To serve up prediction, all we need to do is create a server and route, start it up, and hit the endpoint. We'll use the Bottle framework for this example, but for real use you probably want to run with an event loop API like gevent and manage it with a pre-forker like gunicorn (or run it all with uWSGI) and sit it behind nginx.
In [9]:
from bottle import Bottle, run, request, abort, error,HTTPResponse, HTTPError
# initialize the server
app = Bottle()
# define a route to take some GET data
@app.route('/pred/topic/<text_data>')
def runPrediction(text_data=''):
    pred_results = {}
    probabilities = []
    pred = None
    probs = None
    pred_results["data"] = text_data
    topic_nm = ""
    topic = None
    try:
        X_data = vectorizer.transform([text_data])
        # rerun prediction to get probabilities
        if "predict_proba" in dir(model):
            try:
                probs = model.predict_proba(X_data)[0]

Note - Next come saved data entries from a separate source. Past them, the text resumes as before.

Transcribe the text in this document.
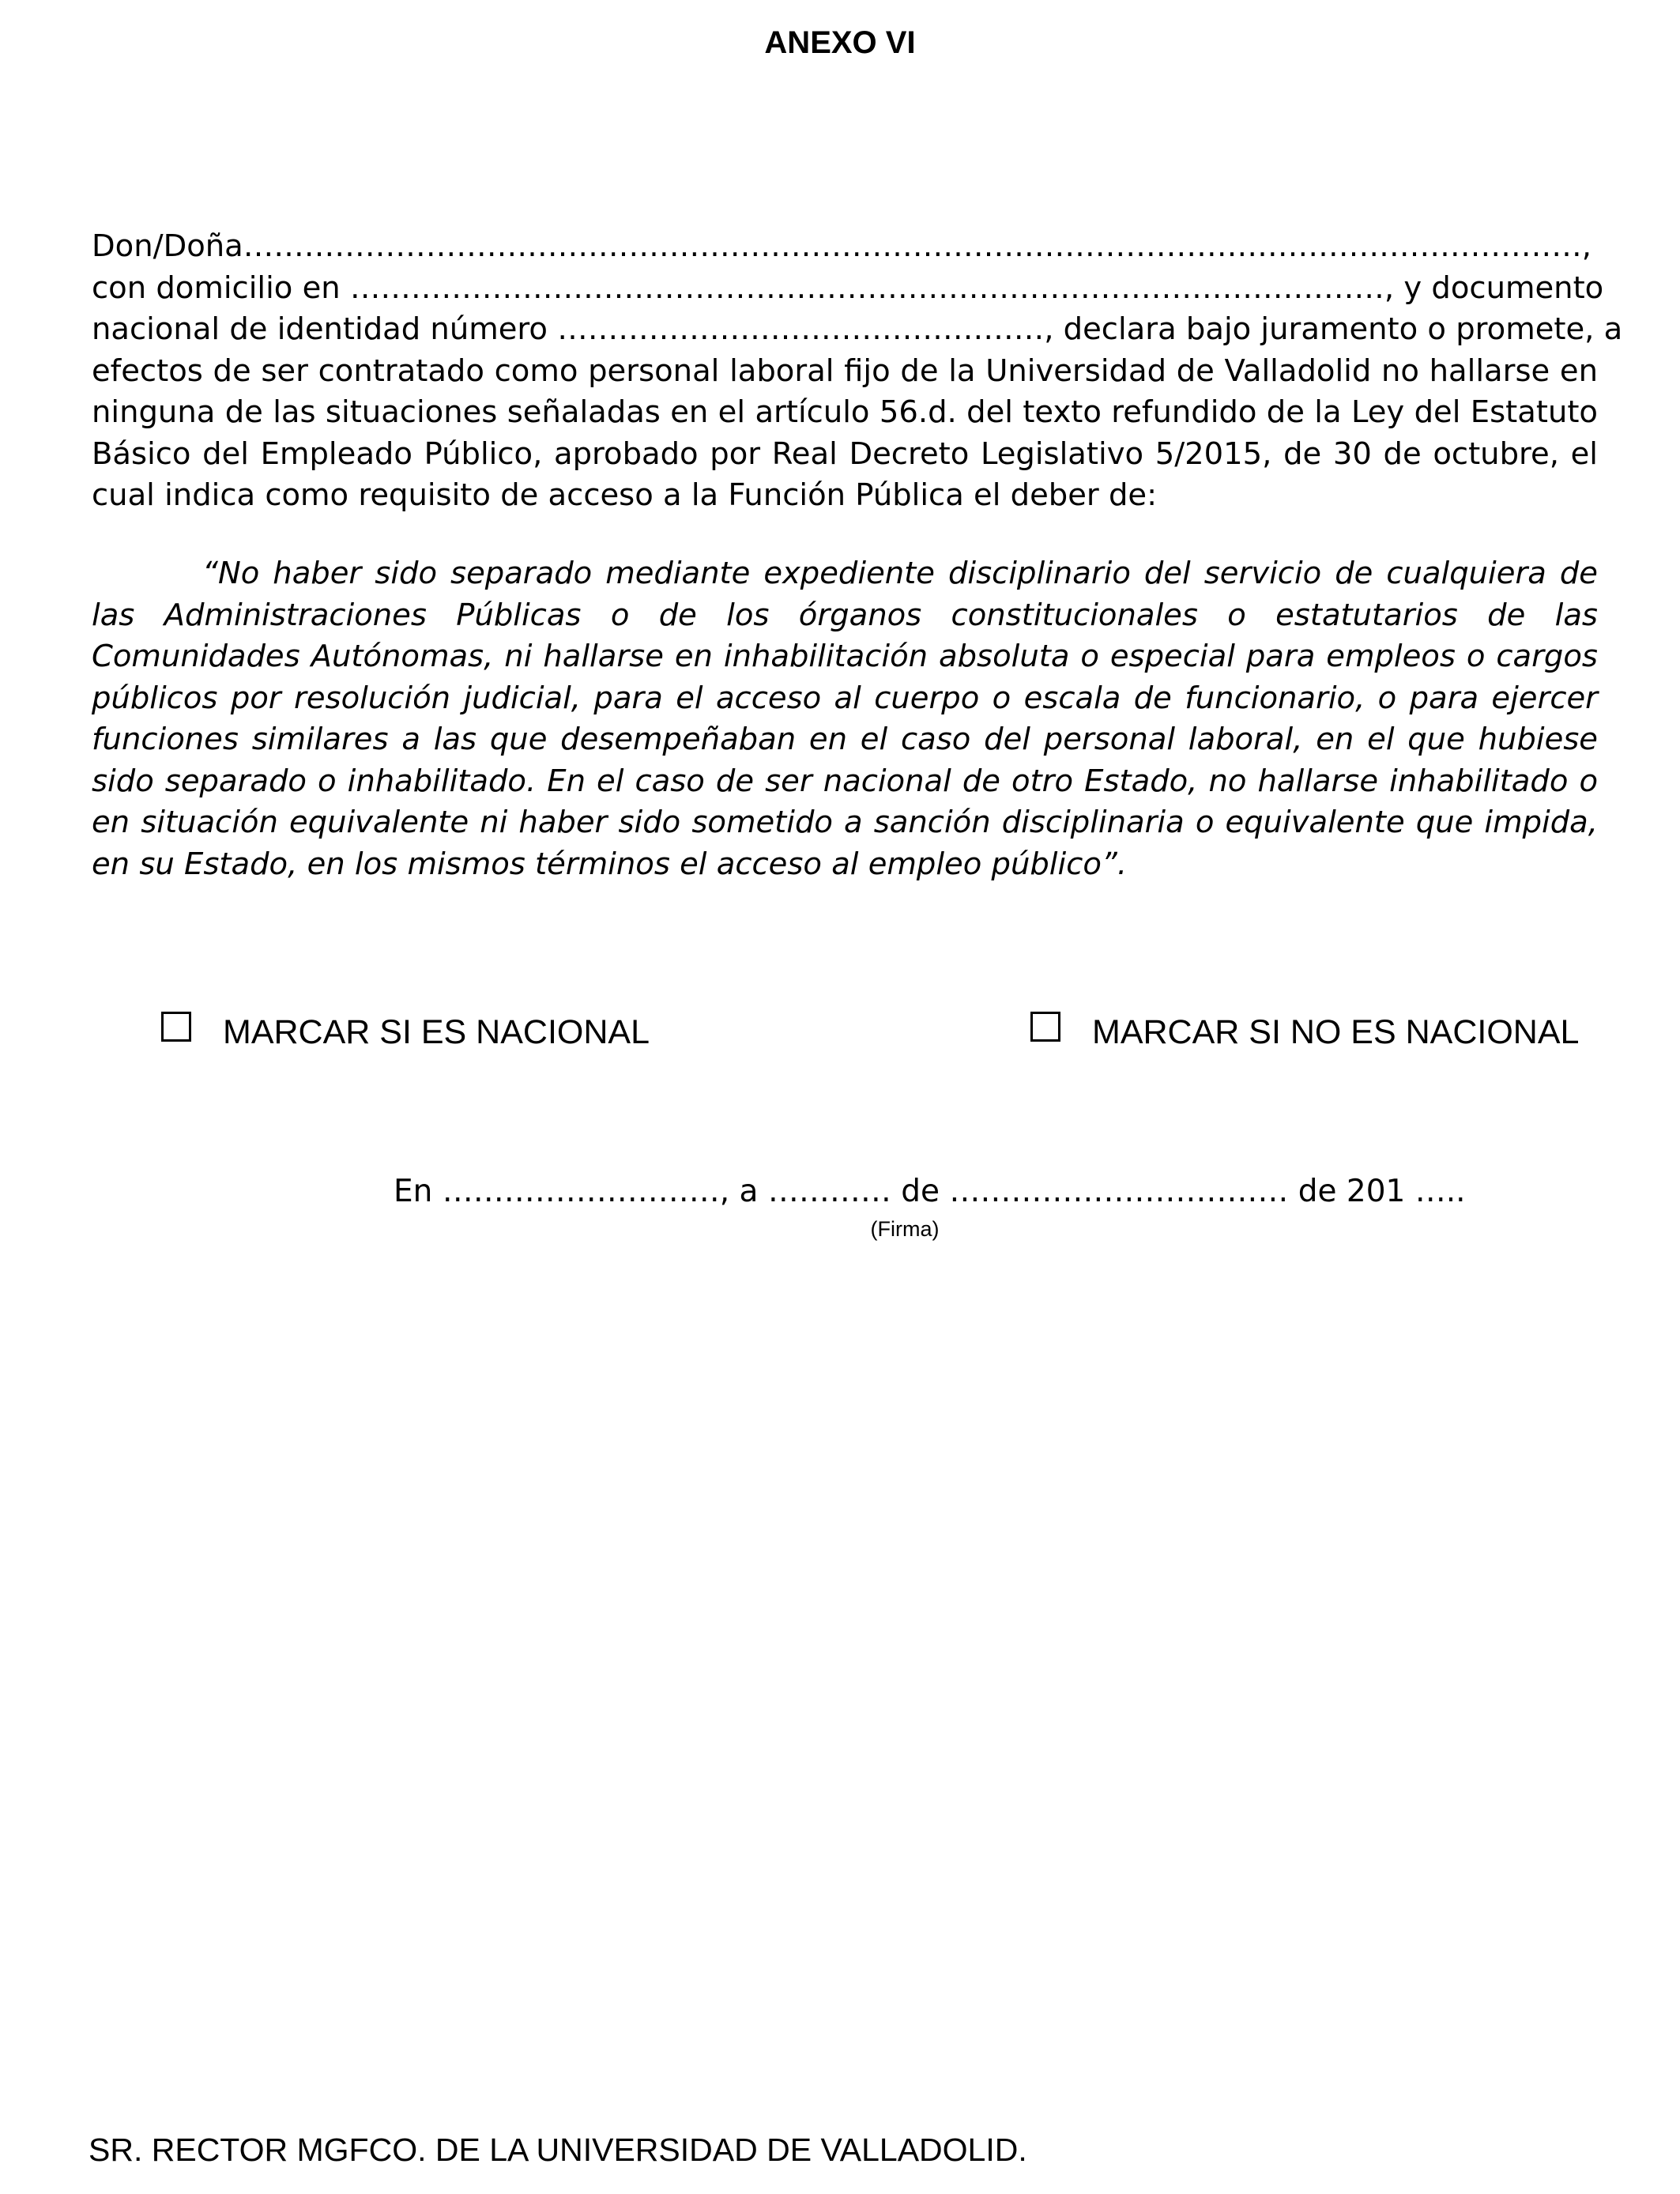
ANEXO VI
Don/Doña……………………………………………………………………………………………………………………,
con domicilio en …………………………………………………………………………………………, y documento
nacional de identidad número …………………………………………, declara bajo juramento o promete, a
efectos de ser contratado como personal laboral fijo de la Universidad de Valladolid no hallarse en
ninguna de las situaciones señaladas en el artículo 56.d. del texto refundido de la Ley del Estatuto
Básico del Empleado Público, aprobado por Real Decreto Legislativo 5/2015, de 30 de octubre, el
cual indica como requisito de acceso a la Función Pública el deber de:
“No haber sido separado mediante expediente disciplinario del servicio de cualquiera de
las Administraciones Públicas o de los órganos constitucionales o estatutarios de las
Comunidades Autónomas, ni hallarse en inhabilitación absoluta o especial para empleos o cargos
públicos por resolución judicial, para el acceso al cuerpo o escala de funcionario, o para ejercer
funciones similares a las que desempeñaban en el caso del personal laboral, en el que hubiese
sido separado o inhabilitado. En el caso de ser nacional de otro Estado, no hallarse inhabilitado o
en situación equivalente ni haber sido sometido a sanción disciplinaria o equivalente que impida,
en su Estado, en los mismos términos el acceso al empleo público”.
MARCAR SI ES NACIONAL	MARCAR SI NO ES NACIONAL
En ………………………, a ………… de …………………………… de 201 …..
(Firma)
SR. RECTOR MGFCO. DE LA UNIVERSIDAD DE VALLADOLID.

                topic = np.argmax(probs)
            except:
                pass
        else:
            pred = model.predict(X_data) 

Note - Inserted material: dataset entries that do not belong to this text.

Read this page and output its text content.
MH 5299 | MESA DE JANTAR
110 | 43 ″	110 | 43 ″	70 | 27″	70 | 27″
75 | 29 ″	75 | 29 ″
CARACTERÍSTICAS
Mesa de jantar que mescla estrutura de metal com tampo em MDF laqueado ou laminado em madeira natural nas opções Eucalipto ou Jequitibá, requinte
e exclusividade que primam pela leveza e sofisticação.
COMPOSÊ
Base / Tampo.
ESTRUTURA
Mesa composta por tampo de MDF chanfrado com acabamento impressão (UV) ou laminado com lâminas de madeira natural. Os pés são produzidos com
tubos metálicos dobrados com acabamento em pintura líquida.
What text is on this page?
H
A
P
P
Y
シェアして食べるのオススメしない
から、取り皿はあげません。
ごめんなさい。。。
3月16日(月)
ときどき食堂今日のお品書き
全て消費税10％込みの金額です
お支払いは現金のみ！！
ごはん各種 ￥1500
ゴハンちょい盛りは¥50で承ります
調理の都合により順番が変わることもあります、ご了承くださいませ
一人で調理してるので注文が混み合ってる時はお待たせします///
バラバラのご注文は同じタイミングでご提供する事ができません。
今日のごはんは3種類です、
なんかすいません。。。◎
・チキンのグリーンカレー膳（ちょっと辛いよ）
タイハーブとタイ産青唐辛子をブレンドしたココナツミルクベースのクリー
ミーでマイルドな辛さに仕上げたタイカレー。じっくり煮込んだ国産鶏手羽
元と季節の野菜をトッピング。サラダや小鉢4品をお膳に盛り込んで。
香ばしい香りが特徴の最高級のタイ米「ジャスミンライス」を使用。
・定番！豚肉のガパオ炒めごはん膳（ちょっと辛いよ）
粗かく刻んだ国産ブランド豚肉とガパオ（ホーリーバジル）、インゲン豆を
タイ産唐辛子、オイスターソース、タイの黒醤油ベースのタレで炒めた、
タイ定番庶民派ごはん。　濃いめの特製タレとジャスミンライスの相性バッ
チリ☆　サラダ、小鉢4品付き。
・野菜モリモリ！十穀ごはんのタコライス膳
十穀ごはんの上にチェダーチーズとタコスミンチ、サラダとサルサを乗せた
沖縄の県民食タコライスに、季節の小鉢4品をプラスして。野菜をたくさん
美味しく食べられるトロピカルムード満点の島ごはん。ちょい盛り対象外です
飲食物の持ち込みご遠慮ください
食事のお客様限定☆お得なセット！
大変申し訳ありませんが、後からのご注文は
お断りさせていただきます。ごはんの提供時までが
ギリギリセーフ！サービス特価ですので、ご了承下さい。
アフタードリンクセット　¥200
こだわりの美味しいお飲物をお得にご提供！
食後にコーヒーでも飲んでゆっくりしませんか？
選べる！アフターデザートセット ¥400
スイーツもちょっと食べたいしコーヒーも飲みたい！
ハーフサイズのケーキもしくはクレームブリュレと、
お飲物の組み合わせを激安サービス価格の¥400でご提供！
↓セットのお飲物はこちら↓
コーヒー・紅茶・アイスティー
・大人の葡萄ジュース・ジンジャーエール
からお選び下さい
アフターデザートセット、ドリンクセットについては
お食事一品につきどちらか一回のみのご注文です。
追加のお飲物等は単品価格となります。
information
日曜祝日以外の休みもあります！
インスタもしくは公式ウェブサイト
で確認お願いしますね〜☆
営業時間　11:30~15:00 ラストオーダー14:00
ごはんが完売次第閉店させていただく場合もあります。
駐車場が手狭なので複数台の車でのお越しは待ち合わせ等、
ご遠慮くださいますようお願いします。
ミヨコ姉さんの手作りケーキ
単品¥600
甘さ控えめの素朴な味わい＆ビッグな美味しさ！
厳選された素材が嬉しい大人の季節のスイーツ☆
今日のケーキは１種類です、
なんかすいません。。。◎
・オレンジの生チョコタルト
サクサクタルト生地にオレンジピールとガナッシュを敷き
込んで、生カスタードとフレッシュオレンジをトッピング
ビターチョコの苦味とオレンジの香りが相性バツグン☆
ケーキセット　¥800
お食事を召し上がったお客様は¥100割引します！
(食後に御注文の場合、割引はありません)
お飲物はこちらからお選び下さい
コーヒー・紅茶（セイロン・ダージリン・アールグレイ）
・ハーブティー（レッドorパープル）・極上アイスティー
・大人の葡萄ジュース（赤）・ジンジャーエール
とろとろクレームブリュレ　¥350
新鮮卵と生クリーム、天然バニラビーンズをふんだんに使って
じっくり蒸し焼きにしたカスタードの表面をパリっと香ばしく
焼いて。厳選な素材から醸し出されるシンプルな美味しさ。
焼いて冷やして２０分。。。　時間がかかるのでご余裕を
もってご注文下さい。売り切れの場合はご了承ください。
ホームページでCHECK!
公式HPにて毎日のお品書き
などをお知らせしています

            topic = int(pred[0])
        topic_nm = unique_topics[topic]
        
    except:
        pass
    
    if probs is not None:
      for pr in xrange(len(probs)):
          prob = round(probs[pr],2)
          # only show if the probability is > 0
          if prob > 0:
            probabilities.append({ "topic": unique_topics[pr], "confidence": prob })
    pred_results["confidence"] = sorted(probabilities, key=lambda k: k["confidence"], reverse=True)
    pred_results["suggestion"] = { "topic": topic_nm, "confidence": round(probs[topic],2) }
    return json.JSONEncoder().encode(pred_results)
In [10]:
# start the server
# hit "http://localhost:3000/pred/topic/I like to run with my socks on and in the rain with a soccer ball and umbrella ok" to predict on that text
run(app, host="localhost", port=3000, debug=True)
Out[10]:
Bottle v0.11.6 server starting up (using WSGIRefServer())...
Listening on http://localhost:3000/
Hit Ctrl-C to quit.

localhost.localdomain - - [24/Oct/2013 00:14:47] "GET /pred/topic/I%20like%20to%20run%20with%20my%20socks%20on%20and%20in%20the%20rain%20with%20a%20soccer%20ball%20and%20umbrella%20ok HTTP/1.1" 200 295

API Response:
{
	"confidence" : [{
			"topic" : "Distance running",
			"confidence" : 0.49
		}, {
			"topic" : "Mud running",
			"confidence" : 0.42
		}, {
			"topic" : "Trail running",
			"confidence" : 0.06
		}, {
			"topic" : "Tennis",
			"confidence" : 0.03
		}
	],
	"data" : "I like to run with my socks on and in the rain with a soccer ball and umbrella ok",
	"suggestion" : {
		"topic" : "Distance running",
		"confidence" : 0.49
	}
}

We output an overall suggestion, but also the confidence (probabilities) of each topic in case there is other logic you want to implement (like topic weighting, multiple topic assignment, etc.). You can see that it is torn between "Distance running" and "Mud running", which seems appropriate for running in the rain!
 
Obviously, there are lots of details left out.  In subsequent posts, I'll go into more details for some of these things.  For now, hopefully you've seen that adding some data science means mixing in more considerations for the overall development process, but it turns out to be fairly simple with the right tools.
 
*Code here runs on Python 2.7.3 64-bit, with numpy 1.6.1, scipy 0.12.0, and sklearn 0.13.1. Ran/formatted with IPython 1.1.0 notebook.